Obviously the answers to these questions are highly situation-dependent, but I think’s interesting to examine the relationship between grand romantic gestures and trauma bonding; between devotion and stalking.
5. Into the Dark: My Valentine did for me what all great stories achieve. It left me rewatching the film and trying to find new angles to the narrative. Do you support revisits to My Valentine or is it meant to be an initial read kind of film? Also, was there meant to be a slightly restyling of the Old Lady Horror tropes of the Robert Aldrich movies of the 1960s? At times, I felt a real Baby Jane and Hush Hush Sweet Charlotte vibe. Basically, what influenced how you approached Valentine and TREZZURE as semi-antagonistic rivals that are far better than the man trying to control both of them?
ML: I watch almost everything multiple times. I could recite, word-for-word, an embarrassing number of movies from start to finish. I think there’s almost always something new to find in each viewing of a film, or even an episode of television, so fuck yeah – watch it as many times as you can!
I love the comparisons you’ve drawn here, which were not a part of my conscious intention, but make such beautiful sense to me – isn’t that the coolest thing about art? The humanness, and the connectedness of all new art to art from the past, it’s just fascinating.

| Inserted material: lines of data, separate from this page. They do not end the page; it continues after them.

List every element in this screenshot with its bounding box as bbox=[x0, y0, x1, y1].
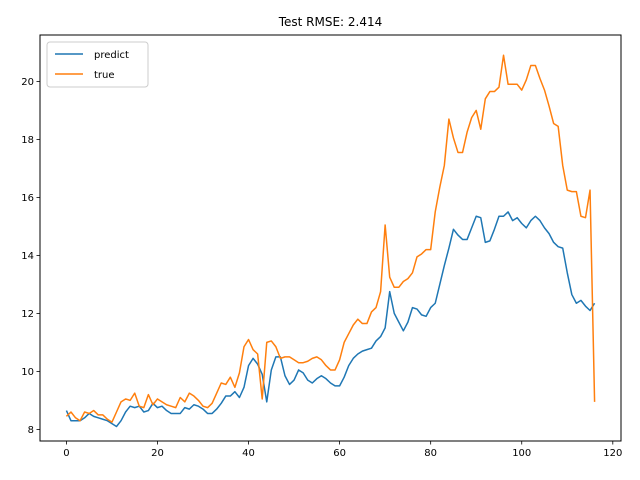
chart-title: Test RMSE: 2.414 bbox=[278, 15, 383, 29]
y-axis-ticks: 8 10 12 14 16 18 20 bbox=[21, 77, 40, 436]
plot-area bbox=[40, 35, 621, 441]
x-tick-label: 20 bbox=[151, 448, 164, 459]
legend-label-predict: predict bbox=[94, 50, 129, 61]
y-tick-label: 8 bbox=[28, 425, 34, 436]
series-line-true bbox=[65, 54, 596, 423]
x-tick-label: 120 bbox=[603, 448, 622, 459]
x-tick-label: 0 bbox=[63, 448, 69, 459]
legend: predict true bbox=[46, 41, 149, 88]
y-tick-label: 12 bbox=[21, 309, 34, 320]
x-tick-label: 80 bbox=[424, 448, 437, 459]
y-tick-label: 14 bbox=[21, 251, 34, 262]
y-tick-label: 20 bbox=[21, 77, 34, 88]
axes-layer bbox=[39, 34, 622, 442]
y-tick-label: 10 bbox=[21, 367, 34, 378]
x-tick-label: 40 bbox=[242, 448, 255, 459]
series-line-predict bbox=[65, 211, 596, 428]
legend-label-true: true bbox=[94, 70, 115, 81]
axes-frame bbox=[39, 34, 622, 442]
y-tick-label: 18 bbox=[21, 135, 34, 146]
x-tick-label: 100 bbox=[512, 448, 531, 459]
x-axis-ticks: 0 20 40 60 80 100 120 bbox=[63, 441, 622, 459]
x-tick-label: 60 bbox=[333, 448, 346, 459]
y-tick-label: 16 bbox=[21, 193, 34, 204]
series-layer bbox=[65, 54, 596, 428]
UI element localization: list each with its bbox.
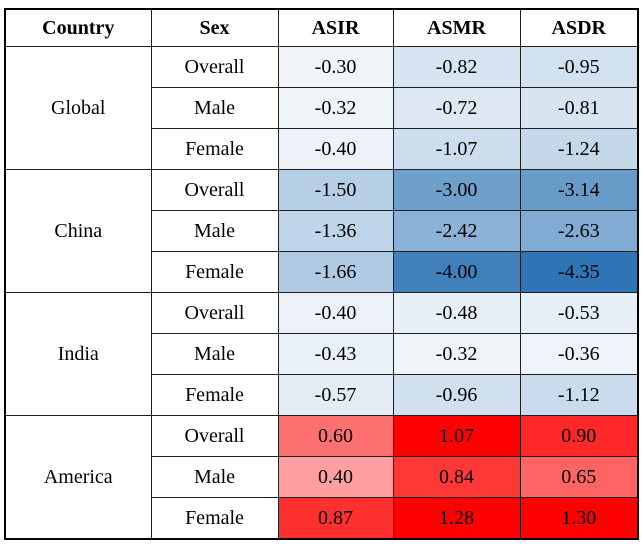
header-cell-sex: Sex xyxy=(150,8,279,47)
value-cell: -0.43 xyxy=(277,333,394,375)
value-cell: 0.65 xyxy=(519,456,639,498)
table-row: Female -1.66 -4.00 -4.35 xyxy=(5,251,639,293)
value-cell: -1.36 xyxy=(277,210,394,252)
value-cell: 0.90 xyxy=(519,415,639,457)
aapc-heatmap-table: Country Sex ASIR ASMR ASDR Global Overall… xyxy=(4,8,639,540)
value-cell: 1.07 xyxy=(392,415,521,457)
value-cell: -2.42 xyxy=(392,210,521,252)
value-cell: 0.40 xyxy=(277,456,394,498)
sex-cell: Female xyxy=(150,374,279,416)
value-cell: -0.40 xyxy=(277,128,394,170)
value-cell: -0.32 xyxy=(392,333,521,375)
header-cell-country: Country xyxy=(4,8,152,47)
table-body: Global Overall -0.30 -0.82 -0.95 Male -0.32 -0.… xyxy=(4,46,639,540)
value-cell: -0.81 xyxy=(519,87,639,129)
value-cell: -1.07 xyxy=(392,128,521,170)
value-cell: 0.60 xyxy=(277,415,394,457)
sex-cell: Male xyxy=(150,210,279,252)
sex-cell: Female xyxy=(150,128,279,170)
value-cell: -1.66 xyxy=(277,251,394,293)
table-row: Female 0.87 1.28 1.30 xyxy=(5,497,639,540)
table-row: Male -1.36 -2.42 -2.63 xyxy=(5,210,639,252)
sex-cell: Female xyxy=(150,497,279,540)
table-row: Male 0.40 0.84 0.65 xyxy=(5,456,639,498)
value-cell: -0.82 xyxy=(392,46,521,88)
country-cell: China xyxy=(4,169,152,293)
header-cell-asir: ASIR xyxy=(277,8,394,47)
value-cell: -0.57 xyxy=(277,374,394,416)
sex-cell: Male xyxy=(150,333,279,375)
header-row: Country Sex ASIR ASMR ASDR xyxy=(4,8,639,47)
table-row: Global Overall -0.30 -0.82 -0.95 xyxy=(4,46,639,170)
sex-cell: Male xyxy=(150,456,279,498)
sex-cell: Overall xyxy=(150,46,279,88)
value-cell: -1.24 xyxy=(519,128,639,170)
value-cell: -0.32 xyxy=(277,87,394,129)
value-cell: -4.35 xyxy=(519,251,639,293)
value-cell: -0.53 xyxy=(519,292,639,334)
value-cell: -0.36 xyxy=(519,333,639,375)
table-row: Female -0.40 -1.07 -1.24 xyxy=(5,128,639,170)
sex-cell: Female xyxy=(150,251,279,293)
value-cell: 1.28 xyxy=(392,497,521,540)
value-cell: -0.95 xyxy=(519,46,639,88)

As for what influenced the relationship between Valentine and Trezzure, that was all pulled from my real life understanding of the dynamic between “new girlfriend” and “old girlfriend.” I think even in the most amicable breakup, there’s a strange and icky sense of being replaced when your ex gets involved with someone new – often with a nagging undertone of wanting to warn her what kind of crap she’s in for. And of course, if she looks or behaves even a little bit like you, that tickles the ol’ upchuck reflex right quick. Then, if you’re the new girl, it’s a natural defensive impulse to find reasons to dislike the old girl or view her as a threat.
What I loved about getting to explore this territory with these actresses in particular was how thoughtful they were, beat by beat, in tracking the many layers of complications involved in that relationship dynamic. They did an amazing and very nuanced job. One of the many reasons to watch it a second or third time!